Like previous novels, here Sharon Bolton excels with vividly described settings (I felt I was back in Cambridge) and distinctively imagined characters, though I must confess Dr. Joe’s police officer mother struck me as a trifle OTT. I was surprised by the absence of Bolton’s characteristically fiendish plot twists. Of course there are red herrings and innocent characters who look as if they might be guilty, but before half-way it was obvious what was going on with Felicity. Normally I think it’s a flaw in a book if I suss it out too soon, but here I liked it that the author is playing fair with the reader, rather than having a minor character jump out of the wings to reveal a secret (as in Daisy in Chains).

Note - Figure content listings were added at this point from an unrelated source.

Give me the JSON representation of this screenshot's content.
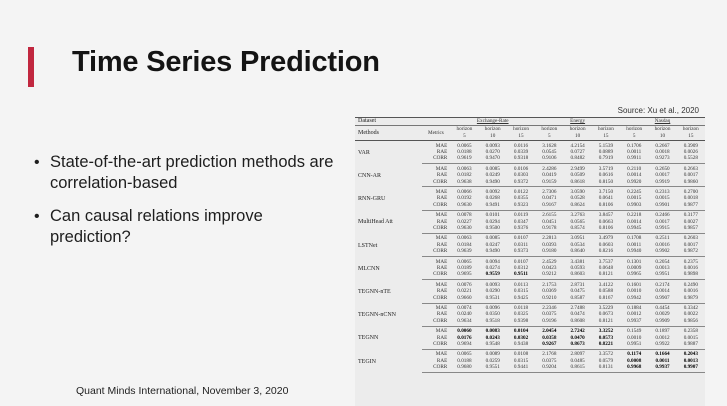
{
  "slide": {
    "title": "Time Series Prediction",
    "source": "Source: Xu et al., 2020",
    "bullets": [
      "State-of-the-art prediction methods are correlation-based",
      "Can causal relations improve prediction?"
    ],
    "footer": "Quant Minds International, November 3, 2020",
    "accent_color": "#c1273f"
  },
  "table": {
    "col_dataset": "Dataset",
    "col_methods": "Methods",
    "col_metrics": "Metrics",
    "datasets": [
      "Exchange-Rate",
      "Energy",
      "Nasdaq"
    ],
    "horizon_label": "horizon",
    "horizons": [
      "5",
      "10",
      "15"
    ],
    "rows": [
      {
        "method": "VAR",
        "metrics": [
          {
            "name": "MAE",
            "values": [
              "0.0065",
              "0.0093",
              "0.0116",
              "3.1628",
              "4.2154",
              "5.1539",
              "0.1706",
              "0.2667",
              "0.3909"
            ]
          },
          {
            "name": "RAE",
            "values": [
              "0.0188",
              "0.0270",
              "0.0339",
              "0.0545",
              "0.0727",
              "0.0889",
              "0.0011",
              "0.0018",
              "0.0026"
            ]
          },
          {
            "name": "CORR",
            "values": [
              "0.9619",
              "0.9470",
              "0.9318",
              "0.9106",
              "0.8482",
              "0.7919",
              "0.9911",
              "0.9273",
              "0.5528"
            ]
          }
        ]
      },
      {
        "method": "CNN-AR",
        "metrics": [
          {
            "name": "MAE",
            "values": [
              "0.0063",
              "0.0085",
              "0.0106",
              "2.4286",
              "2.9499",
              "3.5719",
              "0.2110",
              "0.2650",
              "0.2663"
            ]
          },
          {
            "name": "RAE",
            "values": [
              "0.0182",
              "0.0249",
              "0.0303",
              "0.0419",
              "0.0509",
              "0.0616",
              "0.0014",
              "0.0017",
              "0.0017"
            ]
          },
          {
            "name": "CORR",
            "values": [
              "0.9638",
              "0.9490",
              "0.9372",
              "0.9159",
              "0.8618",
              "0.8150",
              "0.9920",
              "0.9919",
              "0.9860"
            ]
          }
        ]
      },
      {
        "method": "RNN-GRU",
        "metrics": [
          {
            "name": "MAE",
            "values": [
              "0.0066",
              "0.0092",
              "0.0122",
              "2.7306",
              "3.0590",
              "3.7150",
              "0.2245",
              "0.2313",
              "0.2700"
            ]
          },
          {
            "name": "RAE",
            "values": [
              "0.0192",
              "0.0268",
              "0.0355",
              "0.0471",
              "0.0528",
              "0.0641",
              "0.0015",
              "0.0015",
              "0.0018"
            ]
          },
          {
            "name": "CORR",
            "values": [
              "0.9630",
              "0.9491",
              "0.9323",
              "0.9167",
              "0.8624",
              "0.8106",
              "0.9903",
              "0.9901",
              "0.9877"
            ]
          }
        ]
      },
      {
        "method": "MultiHead Att",
        "metrics": [
          {
            "name": "MAE",
            "values": [
              "0.0078",
              "0.0101",
              "0.0119",
              "2.6155",
              "3.2763",
              "3.8457",
              "0.2218",
              "0.2466",
              "0.3177"
            ]
          },
          {
            "name": "RAE",
            "values": [
              "0.0227",
              "0.0294",
              "0.0347",
              "0.0451",
              "0.0565",
              "0.0663",
              "0.0014",
              "0.0017",
              "0.0027"
            ]
          },
          {
            "name": "CORR",
            "values": [
              "0.9630",
              "0.9500",
              "0.9376",
              "0.9178",
              "0.8574",
              "0.8106",
              "0.9945",
              "0.9915",
              "0.9857"
            ]
          }
        ]
      },
      {
        "method": "LSTNet",
        "metrics": [
          {
            "name": "MAE",
            "values": [
              "0.0063",
              "0.0085",
              "0.0107",
              "2.2813",
              "3.0951",
              "3.4979",
              "0.1708",
              "0.2511",
              "0.2603"
            ]
          },
          {
            "name": "RAE",
            "values": [
              "0.0184",
              "0.0247",
              "0.0311",
              "0.0393",
              "0.0534",
              "0.0603",
              "0.0011",
              "0.0016",
              "0.0017"
            ]
          },
          {
            "name": "CORR",
            "values": [
              "0.9639",
              "0.9490",
              "0.9373",
              "0.9180",
              "0.8640",
              "0.8216",
              "0.9940",
              "0.9902",
              "0.9872"
            ]
          }
        ]
      },
      {
        "method": "MLCNN",
        "metrics": [
          {
            "name": "MAE",
            "values": [
              "0.0065",
              "0.0094",
              "0.0107",
              "2.4529",
              "3.4381",
              "3.7537",
              "0.1301",
              "0.2054",
              "0.2375"
            ]
          },
          {
            "name": "RAE",
            "values": [
              "0.0189",
              "0.0274",
              "0.0312",
              "0.0423",
              "0.0593",
              "0.0648",
              "0.0009",
              "0.0013",
              "0.0016"
            ]
          },
          {
            "name": "CORR",
            "values": [
              "0.9695",
              "0.9559",
              "0.9511",
              "0.9212",
              "0.8603",
              "0.8121",
              "0.9965",
              "0.9951",
              "0.9898"
            ]
          }
        ]
      },
      {
        "method": "TEGNN-nTE",
        "metrics": [
          {
            "name": "MAE",
            "values": [
              "0.0076",
              "0.0093",
              "0.0113",
              "2.1753",
              "2.8731",
              "3.4122",
              "0.1601",
              "0.2174",
              "0.2490"
            ]
          },
          {
            "name": "RAE",
            "values": [
              "0.0221",
              "0.0290",
              "0.0315",
              "0.0369",
              "0.0475",
              "0.0588",
              "0.0010",
              "0.0014",
              "0.0016"
            ]
          },
          {
            "name": "CORR",
            "values": [
              "0.9660",
              "0.9531",
              "0.9425",
              "0.9210",
              "0.8587",
              "0.8167",
              "0.9942",
              "0.9907",
              "0.9879"
            ]
          }
        ]
      },
      {
        "method": "TEGNN-nCNN",
        "metrics": [
          {
            "name": "MAE",
            "values": [
              "0.0074",
              "0.0096",
              "0.0118",
              "2.2346",
              "2.7488",
              "3.5229",
              "0.1884",
              "0.4454",
              "0.3342"
            ]
          },
          {
            "name": "RAE",
            "values": [
              "0.0240",
              "0.0350",
              "0.0325",
              "0.0375",
              "0.0474",
              "0.0673",
              "0.0012",
              "0.0029",
              "0.0022"
            ]
          },
          {
            "name": "CORR",
            "values": [
              "0.9634",
              "0.9518",
              "0.9398",
              "0.9196",
              "0.8608",
              "0.8121",
              "0.9937",
              "0.9909",
              "0.9856"
            ]
          }
        ]
      },
      {
        "method": "TEGNN",
        "metrics": [
          {
            "name": "MAE",
            "values": [
              "0.0060",
              "0.0083",
              "0.0104",
              "2.0454",
              "2.7242",
              "3.3252",
              "0.1549",
              "0.1897",
              "0.2358"
            ]
          },
          {
            "name": "RAE",
            "values": [
              "0.0176",
              "0.0243",
              "0.0302",
              "0.0358",
              "0.0470",
              "0.0573",
              "0.0010",
              "0.0012",
              "0.0015"
            ]
          },
          {
            "name": "CORR",
            "values": [
              "0.9694",
              "0.9548",
              "0.9438",
              "0.9267",
              "0.8673",
              "0.8221",
              "0.9951",
              "0.9922",
              "0.9887"
            ]
          }
        ]
      },
      {
        "method": "TEGIN",
        "metrics": [
          {
            "name": "MAE",
            "values": [
              "0.0065",
              "0.0089",
              "0.0108",
              "2.1768",
              "2.8097",
              "3.3572",
              "0.1174",
              "0.1664",
              "0.2043"
            ]
          },
          {
            "name": "RAE",
            "values": [
              "0.0188",
              "0.0259",
              "0.0315",
              "0.0375",
              "0.0485",
              "0.0579",
              "0.0008",
              "0.0011",
              "0.0013"
            ]
          },
          {
            "name": "CORR",
            "values": [
              "0.9680",
              "0.9551",
              "0.9441",
              "0.9204",
              "0.8615",
              "0.8131",
              "0.9968",
              "0.9937",
              "0.9907"
            ]
          }
        ]
      }
    ],
    "bold_cells": [
      "8.0.0",
      "8.0.1",
      "8.0.2",
      "8.0.3",
      "8.0.4",
      "8.0.5",
      "8.1.0",
      "8.1.1",
      "8.1.2",
      "8.1.3",
      "8.1.4",
      "8.1.5",
      "8.2.4",
      "8.2.5",
      "5.2.1",
      "5.2.2",
      "8.2.3",
      "9.0.6",
      "9.0.7",
      "9.0.8",
      "9.1.6",
      "9.1.7",
      "9.1.8",
      "9.2.6",
      "9.2.7",
      "9.2.8"
    ]
  }
}
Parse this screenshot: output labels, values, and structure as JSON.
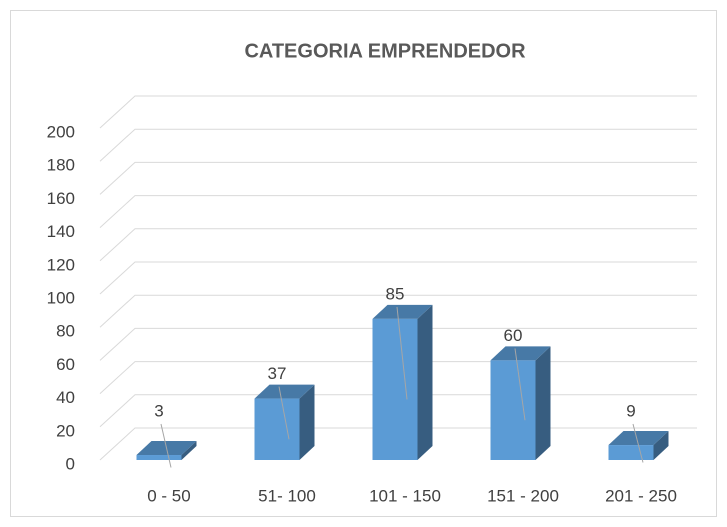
{
  "chart_data": {
    "type": "bar3d",
    "title": "CATEGORIA EMPRENDEDOR",
    "categories": [
      "0 - 50",
      "51- 100",
      "101 - 150",
      "151 - 200",
      "201 - 250"
    ],
    "values": [
      3,
      37,
      85,
      60,
      9
    ],
    "color": "#5b9bd5",
    "ylim": [
      0,
      200
    ],
    "yticks": [
      0,
      20,
      40,
      60,
      80,
      100,
      120,
      140,
      160,
      180,
      200
    ],
    "grid": true
  }
}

The Split is a very quick read; I scarcely put it down. But I didn’t enjoy it as much as Sharon Bolton’s very best, Now You See Me. Found it more on the level with Dead Woman Walking. I fear as well that it will not repay perusing again. As I tried to get to sleep last night after finishing it, new questions kept bothering me. With her deprived background, just how did Felicity manage to graduate Cambridge with an advanced degree and become a scientist? How was she unaware of the details of her childhood trauma, which was a local sensation still recalled a quarter of a century later? And how did one of the characters have the physical fitness and skills (as well as lacking essential equipment, like even an ice axe) to tackle the glaciers of South Georgia? But ignoring the implausible, a very engaging read.

Though I’d award only 4 stars for execution and believability, setting and characters deserve 5.